In Yale’s class of 2023, around 74 percent of my peers identify as liberal, about 14 percent of students identified as centrist and only around 12 percent identify as conservative. Holding conservative viewpoints on Yale’s campus can make one feel isolated and alone. This statistic is disconcerting not because I believe that there are no spaces for conservatives on campus nor because I take issue with left-leaning discourse at Yale — my personal political identity label is in flux at the moment — but because the statistic supports the inference that queer identity is further isolating when it intersects with conservatism.

While there should certainly be a space for progressive queer advocacy groups on campus, the nonexistence of equivalent queer conservative groups in any capacity makes it hard for queer people who do not embrace the full progressive political agenda to become active in advocating for LGBTQ+ equality.
Practically, considering the history of homophobic conservatism on Yale’s campus, it is understandable to me why there is an assumption that queer conservative Yalies cannot exist. Members of right-wing Yale Political Union parties have bred prominent anti-LGBTQ+ activists like Maggie Gallagher. Moreover, the namesake of the William F. Buckley, Jr. fellowship program infamously called his political opponent Gore Vidal a “queer” — which was not only a derogatory term back then, but also was used in its still derogatory noun form. In contemporary politics, queer conservatives often get — arguably deservedly — bad reputations when self-proclaimed conservatives like Milo Yiannopoulos and Peter Thiel use queer identity as a means of shielding themselves from criticism.

Additionally, one need not look too far to see how the Republican Party in the 1980s ignored the HIV/AIDS epidemic, leading to the deaths of hundreds of thousands of queer people. None other than Ronald Reagan’s press secretary labeled HIV/AIDS as the “gay plague.”

None of these actions are excusable by any means. Homophobic beliefs should be challenged in all their forms, and I am thankful for the work of pro-LGBTQ+ liberals and conservatives, like Yalie Evan Wolfson and recent Buckley program speaker Margaret Hoover, who have made intellectual communities like Yale a place where LGBTQ+ individuals can be open about their identities.
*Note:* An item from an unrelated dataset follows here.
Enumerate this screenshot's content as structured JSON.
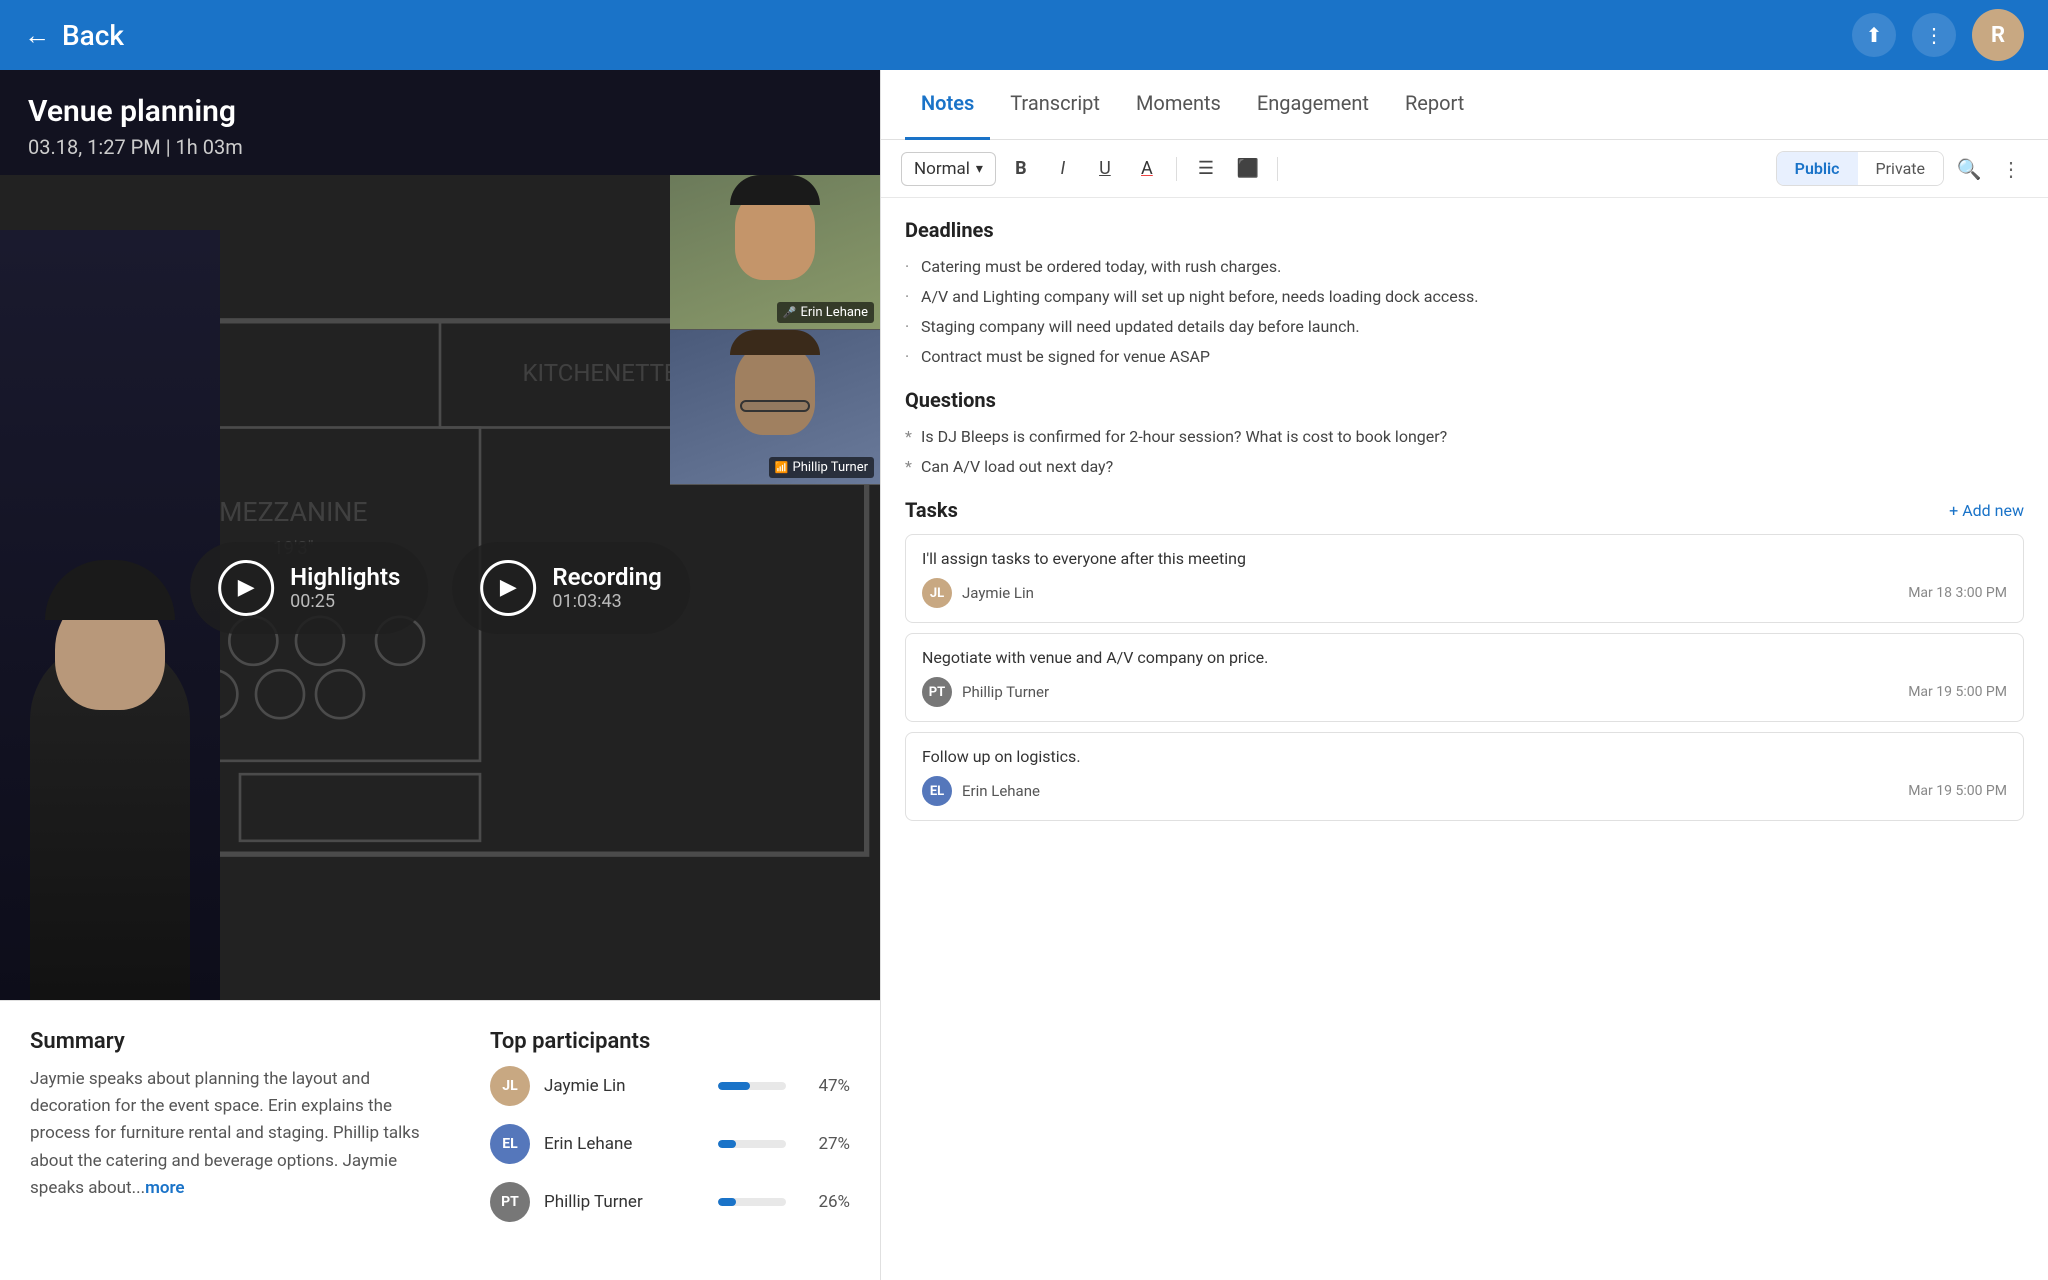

This is not to say that a version of conservatism that welcomes queer people for their authentic selves does not currently exist on Yale’s campus. In petitioning for the Conservative Party, I have found that the party is one of the few intellectual spaces thus far where I can speak about my queer identity without feeling reduced to queer stereotypes.

Being part of a historically marginalized community informs my worldview, and I do believe that the personal is inherently political. But that doesn’t prevent me from finding the Conservative Party and other conservative spaces on campus to be a breath of fresh air.

I envision a Yale that stays true to its mission of full inclusivity by recognizing queer conservative identity in a way that neither commodifies or silences queerness. I push Yalies to challenge assumptions about the political beliefs of queer people to create a space where no one, conservative, queer or both, feels like they need to hide who they are.